Okay, I need to come up with a plan. I won't be able to fake being Ladybug. If I do stay here for the rest of my life than I rather be me. The real me, I might be dislike for it. But is my life as long as I'm in her body. The moment I got a chance I need to write down everything I remember in order to come up with future plans. I touch my ears feeling no earrings on them. I highly doubt they would take away my earrings. I also haven't seeing Tiki flying around. I'm not sure how to feel about that.

I'll put it in the back burner for later. I need to figure out how I'm going to live as Ladybug with her parents. I'm positive sooner or later they'll figure out something is wrong with their daughter. I'm not a good actress and I don't have the heart to lie them. But I'll have to tell this one small lie.

I glance over to the mirror on the floor. I might be able to guess my age with my reflection. I lean on the side of my bed inching forward slowly towards the mirror I had thrown. My fingers barely graze it, when the door slam open.

"Marinette!" A voice yells.

I jump in surprise, my grip on my bed slips. I fall head first on the floor. I black out once more. Maybe, I'll be able to go back to my room. After all, I might actually have killed Ladybug in one day. Except, there is still a possibility she took over my sad life. I wouldn't be able to live with myself if she is. Ladybug must be doing her hardest to get back. While, I'm getting her killed.

I heard sobbing in the darkness. People were talking but everything sounds so muffle. The pound in my head is making it difficult to hear. I force my eyes to open, the light blaring down made me flinch.

"Marinette?" A soft voice spoke.

Ignoring the light, I focus on finding the owner of the voice.

"Baby, are you okay?" She sniffles.

I blink my eyes a couple of times. I immediately recognize her, is Ladybug's mom.
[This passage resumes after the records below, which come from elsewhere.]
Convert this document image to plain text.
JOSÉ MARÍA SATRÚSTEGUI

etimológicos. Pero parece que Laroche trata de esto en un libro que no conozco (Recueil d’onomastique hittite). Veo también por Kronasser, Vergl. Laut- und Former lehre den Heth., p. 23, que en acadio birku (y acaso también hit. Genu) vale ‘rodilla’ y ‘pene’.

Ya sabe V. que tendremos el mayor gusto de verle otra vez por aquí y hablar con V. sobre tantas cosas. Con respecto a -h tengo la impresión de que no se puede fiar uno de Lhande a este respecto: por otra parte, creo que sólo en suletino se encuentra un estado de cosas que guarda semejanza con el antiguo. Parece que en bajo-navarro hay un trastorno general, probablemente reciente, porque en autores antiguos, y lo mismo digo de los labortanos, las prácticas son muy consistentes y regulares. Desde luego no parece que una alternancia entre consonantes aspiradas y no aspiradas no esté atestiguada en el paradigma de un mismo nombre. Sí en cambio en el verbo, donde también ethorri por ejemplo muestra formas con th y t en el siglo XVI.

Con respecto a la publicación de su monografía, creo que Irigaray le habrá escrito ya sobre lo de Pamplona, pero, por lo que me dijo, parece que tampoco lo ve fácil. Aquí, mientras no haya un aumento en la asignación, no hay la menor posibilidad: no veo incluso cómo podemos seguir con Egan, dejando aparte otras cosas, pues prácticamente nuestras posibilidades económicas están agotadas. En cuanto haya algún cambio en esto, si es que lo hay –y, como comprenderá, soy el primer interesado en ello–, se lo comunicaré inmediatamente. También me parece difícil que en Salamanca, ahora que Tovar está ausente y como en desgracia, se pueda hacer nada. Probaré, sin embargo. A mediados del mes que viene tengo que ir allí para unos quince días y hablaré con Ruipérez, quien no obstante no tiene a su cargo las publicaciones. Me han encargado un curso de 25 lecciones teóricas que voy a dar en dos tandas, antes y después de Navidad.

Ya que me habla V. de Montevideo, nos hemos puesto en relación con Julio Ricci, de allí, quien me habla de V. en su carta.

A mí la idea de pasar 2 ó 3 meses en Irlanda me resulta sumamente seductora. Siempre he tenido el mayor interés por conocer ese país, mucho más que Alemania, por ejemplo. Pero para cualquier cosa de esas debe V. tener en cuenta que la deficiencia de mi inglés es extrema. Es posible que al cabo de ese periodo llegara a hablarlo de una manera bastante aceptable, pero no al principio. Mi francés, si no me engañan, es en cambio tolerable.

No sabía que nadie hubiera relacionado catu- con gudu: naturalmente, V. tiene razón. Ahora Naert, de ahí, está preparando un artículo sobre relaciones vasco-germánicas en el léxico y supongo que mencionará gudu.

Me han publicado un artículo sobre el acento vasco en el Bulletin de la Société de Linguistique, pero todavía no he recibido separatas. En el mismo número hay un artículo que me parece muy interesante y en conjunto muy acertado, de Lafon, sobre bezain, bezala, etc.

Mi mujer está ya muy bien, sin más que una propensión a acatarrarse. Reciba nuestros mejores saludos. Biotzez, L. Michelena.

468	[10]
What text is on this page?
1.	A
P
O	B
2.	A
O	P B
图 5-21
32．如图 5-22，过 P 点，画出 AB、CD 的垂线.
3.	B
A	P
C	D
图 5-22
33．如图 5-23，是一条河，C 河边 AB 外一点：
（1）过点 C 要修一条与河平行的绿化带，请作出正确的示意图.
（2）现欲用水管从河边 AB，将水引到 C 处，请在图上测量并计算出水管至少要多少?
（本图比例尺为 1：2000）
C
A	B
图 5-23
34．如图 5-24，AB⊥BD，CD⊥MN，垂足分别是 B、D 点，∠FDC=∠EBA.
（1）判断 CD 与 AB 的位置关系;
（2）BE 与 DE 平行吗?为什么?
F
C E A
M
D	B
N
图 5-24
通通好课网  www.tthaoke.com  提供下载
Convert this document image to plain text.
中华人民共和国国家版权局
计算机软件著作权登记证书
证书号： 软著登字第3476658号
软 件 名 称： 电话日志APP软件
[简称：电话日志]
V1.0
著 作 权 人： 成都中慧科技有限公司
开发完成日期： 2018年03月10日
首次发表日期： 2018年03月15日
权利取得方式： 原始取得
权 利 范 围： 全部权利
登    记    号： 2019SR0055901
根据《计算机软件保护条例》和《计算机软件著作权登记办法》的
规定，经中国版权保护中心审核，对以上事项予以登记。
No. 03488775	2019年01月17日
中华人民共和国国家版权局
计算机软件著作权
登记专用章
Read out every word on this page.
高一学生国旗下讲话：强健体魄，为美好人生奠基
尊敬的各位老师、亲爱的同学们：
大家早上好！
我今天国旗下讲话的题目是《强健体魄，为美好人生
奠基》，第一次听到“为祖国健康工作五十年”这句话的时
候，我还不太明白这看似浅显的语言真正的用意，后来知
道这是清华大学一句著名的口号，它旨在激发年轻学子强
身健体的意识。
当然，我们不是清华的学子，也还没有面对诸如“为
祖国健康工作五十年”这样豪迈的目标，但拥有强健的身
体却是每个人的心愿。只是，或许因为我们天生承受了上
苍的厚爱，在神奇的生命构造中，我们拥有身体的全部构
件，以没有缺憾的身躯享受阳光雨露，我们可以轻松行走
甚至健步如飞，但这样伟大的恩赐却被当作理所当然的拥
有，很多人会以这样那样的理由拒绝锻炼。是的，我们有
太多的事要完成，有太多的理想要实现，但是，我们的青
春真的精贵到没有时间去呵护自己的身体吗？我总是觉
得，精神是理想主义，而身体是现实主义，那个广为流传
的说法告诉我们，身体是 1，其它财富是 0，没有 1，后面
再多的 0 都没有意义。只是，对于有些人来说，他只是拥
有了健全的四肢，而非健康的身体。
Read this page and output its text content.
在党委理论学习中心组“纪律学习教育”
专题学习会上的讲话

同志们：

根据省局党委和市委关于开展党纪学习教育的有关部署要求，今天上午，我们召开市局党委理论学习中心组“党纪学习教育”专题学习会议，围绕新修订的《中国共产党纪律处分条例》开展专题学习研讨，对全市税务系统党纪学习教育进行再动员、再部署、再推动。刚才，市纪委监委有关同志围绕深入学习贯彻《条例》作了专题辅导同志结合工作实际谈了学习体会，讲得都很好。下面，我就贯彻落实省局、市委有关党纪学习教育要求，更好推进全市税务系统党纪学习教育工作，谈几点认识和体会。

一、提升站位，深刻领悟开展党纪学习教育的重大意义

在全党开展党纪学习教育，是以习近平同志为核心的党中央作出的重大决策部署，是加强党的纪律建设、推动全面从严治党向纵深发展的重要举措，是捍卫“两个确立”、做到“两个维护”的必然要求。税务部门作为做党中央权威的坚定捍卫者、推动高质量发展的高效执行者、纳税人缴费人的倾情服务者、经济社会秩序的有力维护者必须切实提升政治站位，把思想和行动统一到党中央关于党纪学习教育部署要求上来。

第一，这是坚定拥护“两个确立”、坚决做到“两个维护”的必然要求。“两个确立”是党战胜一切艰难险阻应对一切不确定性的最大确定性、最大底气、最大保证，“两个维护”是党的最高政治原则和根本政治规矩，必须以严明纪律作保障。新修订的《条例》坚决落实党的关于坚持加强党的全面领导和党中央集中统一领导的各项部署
She seems smaller in person. Right behind her stands a man the size of a bear. I feel spikes of guilt through my entire body. These people are expecting the sweet and gentle Marinette. Unfortunately, I can't be her, I can't be a poor imitation of their daughter. The next words I speak hurt me deeply.

"I'm so sorry," I force out the words. "I don't know you."

The pain in their eyes brought down a weight on my shoulders.

"Marinette, were your parents." He spoke in a trembling tone.

Lie! I scream at myself; I have to get this right.

"I don't know you." I could barely breath.

Ladybug's mom grab holds of my face. I tense up under her touch, the motherly gaze she gave me almost broke me. I bit down the inside of my cheek.

My savior appears into the form of the doctor from last night. Ladybugs parents instantly turn to him for answers. I let out a sigh of relief.

"Doctor Algie, what is going on?" She's almost in tears.

I focus on the doctor ignoring the weight on my conscious.

"What do you mean, Mrs. Dupain-Cheng?" He asks confuse.

"She doesn't know us." She whimpers

At the sound of her voice, I vow to myself to never hurt them again. I can tell they truly cherish Ladybug it is clear as glass.

Doctor Algie sits himself down on my bed.

"Miss Dupain-Cheng, do you not recognize them?" He gestures towards my parents

I nod stiffly.

"Do you know your name?"

"No, I have no idea who I am." I answer honestly.

He nods then turns to Ladybugs parents. "Why don't we continue this conversation outside."

He ushers them outside. I can still hear Mrs. Cheng sobbing outside of my room. I cover my entire body into my blanket doing my hardest to cry quietly. At the loss of an old life and the gain of a difficult life.